Au chapitre 21, Jésus nous montre que le Maître de la maison est courroucé. Et plus loin, au verset 24 il cite ces paroles : « aucun de ces hommes que vous avez invités ne goûtera de mon souper. »
L’âme qui écarte l’invitation de Dieu et qui refuse, de quitter les choses du monde pour accepter le Seigneur, commet une lourde faute.
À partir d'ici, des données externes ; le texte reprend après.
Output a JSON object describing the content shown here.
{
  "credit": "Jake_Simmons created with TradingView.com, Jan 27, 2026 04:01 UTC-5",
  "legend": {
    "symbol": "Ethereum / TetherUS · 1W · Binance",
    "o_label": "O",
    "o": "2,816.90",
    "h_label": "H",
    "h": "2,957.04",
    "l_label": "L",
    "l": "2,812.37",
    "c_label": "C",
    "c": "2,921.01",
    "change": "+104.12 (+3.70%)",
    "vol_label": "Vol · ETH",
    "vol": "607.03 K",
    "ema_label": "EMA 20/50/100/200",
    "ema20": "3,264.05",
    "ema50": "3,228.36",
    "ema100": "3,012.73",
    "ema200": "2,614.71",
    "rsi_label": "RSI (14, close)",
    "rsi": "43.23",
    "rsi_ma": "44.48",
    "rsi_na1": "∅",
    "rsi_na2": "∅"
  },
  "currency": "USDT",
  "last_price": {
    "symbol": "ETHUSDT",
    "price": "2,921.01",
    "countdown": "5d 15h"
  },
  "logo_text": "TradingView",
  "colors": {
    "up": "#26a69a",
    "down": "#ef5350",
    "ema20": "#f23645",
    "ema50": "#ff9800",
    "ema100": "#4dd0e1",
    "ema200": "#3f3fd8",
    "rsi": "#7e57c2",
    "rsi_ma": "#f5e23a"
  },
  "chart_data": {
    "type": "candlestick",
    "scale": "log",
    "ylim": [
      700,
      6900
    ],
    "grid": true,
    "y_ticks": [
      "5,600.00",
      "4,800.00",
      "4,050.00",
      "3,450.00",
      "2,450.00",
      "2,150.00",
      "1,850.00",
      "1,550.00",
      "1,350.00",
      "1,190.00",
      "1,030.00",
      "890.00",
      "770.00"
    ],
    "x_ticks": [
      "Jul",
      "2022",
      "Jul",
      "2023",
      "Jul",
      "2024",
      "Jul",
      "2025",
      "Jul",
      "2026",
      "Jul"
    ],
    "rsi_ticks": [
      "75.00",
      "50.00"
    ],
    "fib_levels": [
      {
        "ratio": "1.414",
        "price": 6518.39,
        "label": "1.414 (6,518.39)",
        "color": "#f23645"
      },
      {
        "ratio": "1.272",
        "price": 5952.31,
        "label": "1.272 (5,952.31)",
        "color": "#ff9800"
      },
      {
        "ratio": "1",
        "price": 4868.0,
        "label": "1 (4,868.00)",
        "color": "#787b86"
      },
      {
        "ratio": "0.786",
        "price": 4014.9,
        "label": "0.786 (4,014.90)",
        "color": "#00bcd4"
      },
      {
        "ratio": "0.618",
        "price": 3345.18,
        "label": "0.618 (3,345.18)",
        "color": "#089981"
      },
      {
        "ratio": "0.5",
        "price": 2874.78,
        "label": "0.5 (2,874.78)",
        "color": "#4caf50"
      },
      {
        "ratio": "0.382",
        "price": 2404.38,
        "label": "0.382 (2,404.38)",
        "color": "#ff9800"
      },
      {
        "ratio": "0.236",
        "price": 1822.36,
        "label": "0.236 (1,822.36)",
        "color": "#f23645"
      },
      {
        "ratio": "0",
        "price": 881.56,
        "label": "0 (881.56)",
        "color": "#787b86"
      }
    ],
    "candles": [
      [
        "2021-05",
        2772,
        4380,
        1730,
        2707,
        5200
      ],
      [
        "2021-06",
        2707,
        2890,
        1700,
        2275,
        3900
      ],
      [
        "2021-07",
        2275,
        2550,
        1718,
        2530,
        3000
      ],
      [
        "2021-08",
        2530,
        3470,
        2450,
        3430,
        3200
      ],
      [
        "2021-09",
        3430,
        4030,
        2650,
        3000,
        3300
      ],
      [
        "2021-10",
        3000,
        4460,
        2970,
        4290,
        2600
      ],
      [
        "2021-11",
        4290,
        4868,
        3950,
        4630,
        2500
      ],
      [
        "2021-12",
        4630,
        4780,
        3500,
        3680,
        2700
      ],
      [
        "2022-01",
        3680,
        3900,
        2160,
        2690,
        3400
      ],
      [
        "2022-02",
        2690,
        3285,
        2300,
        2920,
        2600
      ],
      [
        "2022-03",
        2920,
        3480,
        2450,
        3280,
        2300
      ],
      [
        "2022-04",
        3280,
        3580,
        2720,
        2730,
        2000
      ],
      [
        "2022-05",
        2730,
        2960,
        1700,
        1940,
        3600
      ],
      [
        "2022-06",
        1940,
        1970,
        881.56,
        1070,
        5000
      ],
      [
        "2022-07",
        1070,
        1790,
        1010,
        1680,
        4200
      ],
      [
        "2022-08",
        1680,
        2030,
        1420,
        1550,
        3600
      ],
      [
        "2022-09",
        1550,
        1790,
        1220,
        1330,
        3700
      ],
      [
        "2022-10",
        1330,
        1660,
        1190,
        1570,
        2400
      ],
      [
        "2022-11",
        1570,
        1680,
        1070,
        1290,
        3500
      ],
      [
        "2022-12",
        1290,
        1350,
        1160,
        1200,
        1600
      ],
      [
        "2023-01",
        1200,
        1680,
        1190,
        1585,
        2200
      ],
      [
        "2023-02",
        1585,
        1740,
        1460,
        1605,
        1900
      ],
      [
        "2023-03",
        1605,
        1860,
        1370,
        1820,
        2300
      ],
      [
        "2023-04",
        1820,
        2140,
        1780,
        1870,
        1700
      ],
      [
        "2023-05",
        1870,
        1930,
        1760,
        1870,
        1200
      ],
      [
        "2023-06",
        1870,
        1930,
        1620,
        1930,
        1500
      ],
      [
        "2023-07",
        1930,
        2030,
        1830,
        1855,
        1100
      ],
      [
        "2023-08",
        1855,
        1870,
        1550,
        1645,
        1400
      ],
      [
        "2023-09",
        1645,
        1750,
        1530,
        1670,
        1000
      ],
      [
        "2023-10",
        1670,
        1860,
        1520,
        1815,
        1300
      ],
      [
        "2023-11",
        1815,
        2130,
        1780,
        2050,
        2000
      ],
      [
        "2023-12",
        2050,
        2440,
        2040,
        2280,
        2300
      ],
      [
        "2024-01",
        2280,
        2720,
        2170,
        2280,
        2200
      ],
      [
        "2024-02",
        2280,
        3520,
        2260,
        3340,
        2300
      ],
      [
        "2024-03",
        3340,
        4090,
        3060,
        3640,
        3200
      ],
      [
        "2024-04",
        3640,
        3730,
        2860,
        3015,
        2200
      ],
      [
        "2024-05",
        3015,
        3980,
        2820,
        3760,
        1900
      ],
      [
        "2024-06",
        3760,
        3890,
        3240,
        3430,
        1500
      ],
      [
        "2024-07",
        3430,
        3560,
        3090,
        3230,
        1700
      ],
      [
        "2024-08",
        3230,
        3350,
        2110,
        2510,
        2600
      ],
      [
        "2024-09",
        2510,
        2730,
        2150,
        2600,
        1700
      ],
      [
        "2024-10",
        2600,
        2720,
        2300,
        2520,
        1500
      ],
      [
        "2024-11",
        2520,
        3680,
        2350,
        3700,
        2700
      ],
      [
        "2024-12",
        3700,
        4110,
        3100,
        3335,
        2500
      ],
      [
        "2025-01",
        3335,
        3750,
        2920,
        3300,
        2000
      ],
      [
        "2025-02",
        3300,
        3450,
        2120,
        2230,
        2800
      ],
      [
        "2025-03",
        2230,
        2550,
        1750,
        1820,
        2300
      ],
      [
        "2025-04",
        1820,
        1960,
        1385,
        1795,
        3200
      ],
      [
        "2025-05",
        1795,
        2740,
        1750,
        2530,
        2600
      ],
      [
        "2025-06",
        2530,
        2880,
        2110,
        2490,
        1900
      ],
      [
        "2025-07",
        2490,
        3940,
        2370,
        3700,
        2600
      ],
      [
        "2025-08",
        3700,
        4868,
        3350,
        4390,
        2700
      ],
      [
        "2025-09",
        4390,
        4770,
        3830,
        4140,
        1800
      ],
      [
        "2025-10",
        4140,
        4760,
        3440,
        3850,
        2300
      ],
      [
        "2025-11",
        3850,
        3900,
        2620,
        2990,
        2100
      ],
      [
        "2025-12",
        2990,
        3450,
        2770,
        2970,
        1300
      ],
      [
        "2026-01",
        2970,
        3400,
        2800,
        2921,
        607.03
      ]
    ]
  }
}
Au jour du jugement, elle regrettera amèrement l’excuse qu’elle aura si légèrement donnée. Les yeux de Dieu iront au-delà de son prétexte fragile et Il démarquera devant tous la folie de celui qui a refusé l’invitation du Maître.

III. L’INVITATION PRESSANTE.


Le Maître de la maison était bien décidé à recevoir des invités à son repas. Les hôtes officiellement invités se dérobaient. Le Maître de la maison ne voulut plus alors les juger dignes de prendre part à son souper et il ordonna à son serviteur de parcourir les places et les rues de la ville et de lui amener les pauvres, les estropiés, les boiteux, les aveugles. L’ordre exécuté, il restait encore des places vides. De nouveau, le Maître ordonna à son serviteur d’aller par les routes et par les sentiers, porteur de l’invitation Pressante :Contrains les d’entrer, afin que ma maison soit remplie » (14-24).

Tout au long des rapports de Dieu avec les hommes il est manifeste que les riches, les personnages élevés, les orgueilleux ont négligé la voix du Seigneur et se sont détournés de lui avec ingratitude. Ce sont les pauvres, ceux qui étaient dans le besoin qui ont voulu aller vers Lui.

A l’époque de Christ, c’étaient Les pauvres qui l’entendirent avec joie. C’étaient les malades qui se pressaient autour de lui pour trouver la guérison de leur corps. Pendant que le fier Pharisien et le prudent scribe se tenaient dédaigneusement à distance, les humbles se pressaient pour entendre la Parole de Dieu et les désespérés trouvèrent près de Jésus l’aide et l’espoir au travers de l’enseignement de Christ.

Remarquez l‘instance de l’ordre du Maître « Va promptement. » Porter une telle invitation ne souffre aucun retard et c’est une tache qui ne saurait être différée. Les serviteurs de Dieu doivent aller à leur tâche aussi rapidement que possible. Il y à urgence dans l’accomplissement des ordres du Maître.
Il y a un « va » dans l’ordre du Maître.
Il n’est donc pas question d’attendre les gens dans la salle du festin mais il faut aller les chercher et les amenez au la réunion. les chrétiens assis attendent les auditeurs. mais ce qu’il faut c’est évangéliser, sortir et ramener des â mes afin qu’elles puissent entendre le message. Dans les premières années de l’Eglise, les Chrétiens allaient de maisons en maisons et proclamaient la bonne parole d’homme à homme. Ils formaient des groupes itinérants et non des groupes assis. Que penseraient, les apôtres Paul et Pierre du programme actuel de nos églises ? Approuveraient-ils nos méthodes ou s’efforcerait-ils d’introduire un plan d’évangélisation plus actif et plus vigoureux ?

Cette histoire n’est-elle pas celle de ceux qui, dans les récents réveils, furent amenés au festin ? De nos jours, ce furent les pauvres qui entendirent et acceptèrent d’abord le message du réveil. Ce furent les boiteux, les estropiés les aveugles qui vinrent d’abord vers nos centres d’évangélisation et de campagnes pour la guérison divine. Ils y trouvèrent la guérison. Dieu emploie ces moyens pour amener à son Repas les multitudes qui ont le désir d’accepter Son invitation.